From Targets to Disease
Let’s imagine that we have characterized the chemical structure of our molecule (consider it to be an old repurposed key), and we have defined a number of its targets. The next step is to identify which doors the locks may open. While it is desirable to open good doors (i.e., doors that have a positive therapeutic effect) there are also doors that we don’t want to open (i.e., doors harboring adverse events).
This is where a systems biology predictive in silico approach is essential. First, a complex map of protein-to-protein interactions, including signaling pathways, metabolic pathways, physical interactions between proteins, and known mechanisms of action, is created. These maps usually contain thousands of nodes (proteins), these nodes include the known targets and the known mechanisms of action of drugs.
Analysis of the map provides a number of insights, including discovering new therapeutic targets previously not identified; identifying new functions or therapeutic effects related to the known targets; and revealing new functions (new indications) of drugs that have multiple targets (i.e., opening multiple locks).

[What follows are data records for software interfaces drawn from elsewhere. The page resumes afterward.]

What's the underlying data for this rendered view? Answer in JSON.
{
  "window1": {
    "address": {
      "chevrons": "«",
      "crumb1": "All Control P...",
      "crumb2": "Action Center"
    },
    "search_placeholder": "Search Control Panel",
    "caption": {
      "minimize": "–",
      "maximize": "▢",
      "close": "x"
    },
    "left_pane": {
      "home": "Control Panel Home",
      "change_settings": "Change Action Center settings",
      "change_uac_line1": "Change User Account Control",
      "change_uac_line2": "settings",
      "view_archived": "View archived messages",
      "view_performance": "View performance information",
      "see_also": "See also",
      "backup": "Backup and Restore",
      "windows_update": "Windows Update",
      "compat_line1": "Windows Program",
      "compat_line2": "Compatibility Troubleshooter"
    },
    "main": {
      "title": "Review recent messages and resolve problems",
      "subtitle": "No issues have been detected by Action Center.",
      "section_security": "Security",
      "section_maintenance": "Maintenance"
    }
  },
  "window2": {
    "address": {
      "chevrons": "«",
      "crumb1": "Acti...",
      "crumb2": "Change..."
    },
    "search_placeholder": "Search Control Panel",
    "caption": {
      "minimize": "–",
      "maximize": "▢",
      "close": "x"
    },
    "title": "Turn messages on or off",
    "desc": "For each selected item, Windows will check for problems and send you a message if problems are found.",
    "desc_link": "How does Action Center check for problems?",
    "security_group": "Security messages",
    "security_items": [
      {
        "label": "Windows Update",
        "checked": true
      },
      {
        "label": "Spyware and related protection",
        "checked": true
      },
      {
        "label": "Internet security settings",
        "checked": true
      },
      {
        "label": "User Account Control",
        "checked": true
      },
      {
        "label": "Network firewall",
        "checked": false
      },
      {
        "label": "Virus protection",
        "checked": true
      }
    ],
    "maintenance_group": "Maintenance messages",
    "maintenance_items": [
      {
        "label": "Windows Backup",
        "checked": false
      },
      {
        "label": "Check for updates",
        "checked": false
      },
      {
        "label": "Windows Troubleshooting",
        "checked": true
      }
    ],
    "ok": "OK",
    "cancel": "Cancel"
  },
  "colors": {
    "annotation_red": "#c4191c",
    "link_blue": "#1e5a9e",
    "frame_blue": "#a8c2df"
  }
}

Map analysis can be facilitated with system biology tools, including mathematical network analysis, artificial intelligence, and genetic algorithms.
Use of systems biology approaches for reprofiling is game-changing for a number of reasons, chiefly that human physiology is complex, blurry, and redundant.
Successful approaches must model and simulate this complexity. In the pharmacological-chemical space, systems biology as applied to drug reprofiling is starting to do just that, and fast and efficient ways to rationally identify and predict the therapeutic performance of already known drugs are the result.